Tempaan profesionalime tidak berhenti hanya di bangku pendidikan calon guru. Meski modusnya variatif—bergantung kepada kebijakan sekolah dan pemda masing-masing—pengembangan kompetensi guru dalam jabatan mendapat perhatian serius di Finlandia. Sejumlah sekolah, bahkan, menerapkan program induksi bagi guru pemula dengan prosedur dan sistem yang terbilang sangat tertata. Di sebagian sekolah, program induksi itu menjadi tanggung jawab kepala atau wakil kepala sekolah. Di sebagian yang lain, tanggung jawab tersebut dipercayakan kepada guru-guru yang sudah berpengalaman. Program pendidikan tambahan—termasuk kesempatan studi lanjut—bagi guru dalam jabatan juga semakin diperhatikan. Untuk mempersempit kesenjangan antarsekolah dan antardaerah dalam hal kesempatan mengembangkan kapasitas profesional bagi guru dalam jabatan, Kementerian Pendidikan bekerja sama dengan pemda berencana menggandakan anggaran pengembangan profesional guru pada tahun 2016.

Desain Kurikulum, Penilaian, dan Kepemimpinan
Sejak masa reformasi pendidikan Finlandia, guru dituntut untuk mandiri dalam mengembangkan kurikulum dan penilaian. Pelatihan profesional guru yang terus berkembang secara bertahap sejak 1980-an telah membuahkan hasil yang menggembirakan. Keterlibatan guru dalam desain kurikulum dan penilaian itu terbukti berhasil meningkatkan status, kepuasan, dan keefektifan guru.
Kerangka dasar kurikulum nasional untuk pendidikan dasar dan menengah memberikan rambu-rambu kepada guru mengenai materi yang harus dikuasai siswa pada tiap-tiap tingkat kelas dan mata pelajaran.
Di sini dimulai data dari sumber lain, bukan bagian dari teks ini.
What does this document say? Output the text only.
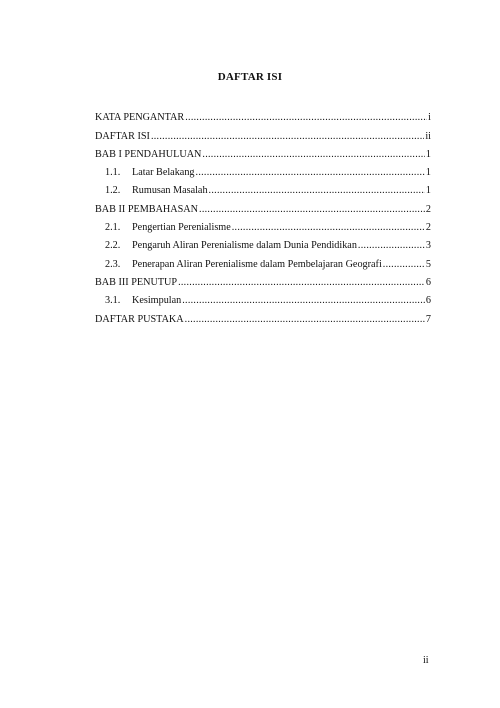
DAFTAR ISI
KATA PENGANTAR .....	i
DAFTAR ISI .....	ii
BAB I PENDAHULUAN .....	1
1.1.	Latar Belakang .....	1
1.2.	Rumusan Masalah .....	1
BAB II PEMBAHASAN .....	2
2.1.	Pengertian Perenialisme .....	2
2.2.	Pengaruh Aliran Perenialisme dalam Dunia Pendidikan .....	3
2.3.	Penerapan Aliran Perenialisme dalam Pembelajaran Geografi .....	5
BAB III PENUTUP .....	6
3.1.	Kesimpulan .....	6
DAFTAR PUSTAKA .....	7
ii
Namun, perencanaan kurikulum menjadi tanggung jawab sekolah dan pemda. Dinas pendidikan setempat bersama guru menyusun kurikulum tingkat satuan pendidikan (KTSP), dan kepala sekolah memegang peran kunci dalam desain kurikulum. Pendidikan calon guru menjamin bahwa setiap guru mumpuni dalam menguasai pengetahuan dan keterampilan merencanakan kurikulum.
Selaras dengan perannya dalam desain kurikulum, guru memegang peranan kunci dalam menilai siswa. Sekolah-sekolah Finlandia tidak menggunakan tes terstandar untuk mengukur keberhasilan siswa. Ada tiga alasan yang melandasi kebijakan ini. Pertama, karena praktik penilaian mengacu kepada kurikulum nasional, kebijakan pendidikan Finlandia lebih memprioritaskan pengembangan cara belajar dan kreativitas personal sebagai bagian penting dalam penyelenggaraan sekolah. Karena itu, penilaian hasil belajar siswa lebih dimaksudkan untuk melihat perkembangan dan kemampuannya sendiri daripada dibandingkan dengan indikator-indikator statistik. Kedua, kinerja guru mesti dikendalikan oleh kurikulum, pengajaran, dan pembelajaran; bukan oleh tes. Penilaian siswa dilakukan secara terpadu dalam proses belajar-mengajar, dan digunakan untuk memperbaiki kinerja siswa dan guru sepanjang tahun pelajaran. Ketiga, mengukur prestasi akademik dan perkembangan sosial siswa dipandang sebagai tanggung jawab guru, bukan asesor eksternal. Guru adalah juri terbaik untuk menilai kemajuan belajar murid-muridnya sendiri.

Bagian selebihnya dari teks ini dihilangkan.